Additionally, cooking signals complex cognitive behaviours through preplanning for fire, acquiring suitable materials and coordinating processing tasks, which suggest foresight and strategic thinking. Such behaviours mirror those required in tool production and hunting, reinforcing hypotheses about the role of skill-intensive practices in brain evolution (e.g.66,67,68,69). Moreover, the ability to process cooked animals equally well by experienced and inexperienced individuals emphasises cooking’s democratising role in food access and group efficiency. By reducing the physical effort and technical skills required to disarticulate and consume animal resources, cooking allows a broader range of individuals – including those with less experience, strength or dexterity – to contribute to and benefit from food processing and consumption.

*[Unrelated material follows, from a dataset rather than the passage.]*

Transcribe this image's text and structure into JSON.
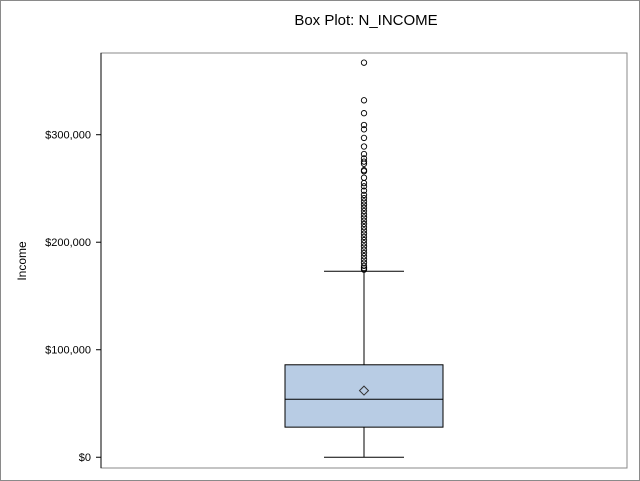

This, in turn, promotes more equitable food sharing and supports inclusive group cohesion.

In conclusion, the integration of chelonids into early human diets was not a random fallback strategy but a sophisticated, planned behaviour shaped by environmental, cognitive and social factors. Cooking emerges as a central improvement that transformed chelonid processing, reduced labour costs, enabled wider participation in food preparation and reinforced group learning.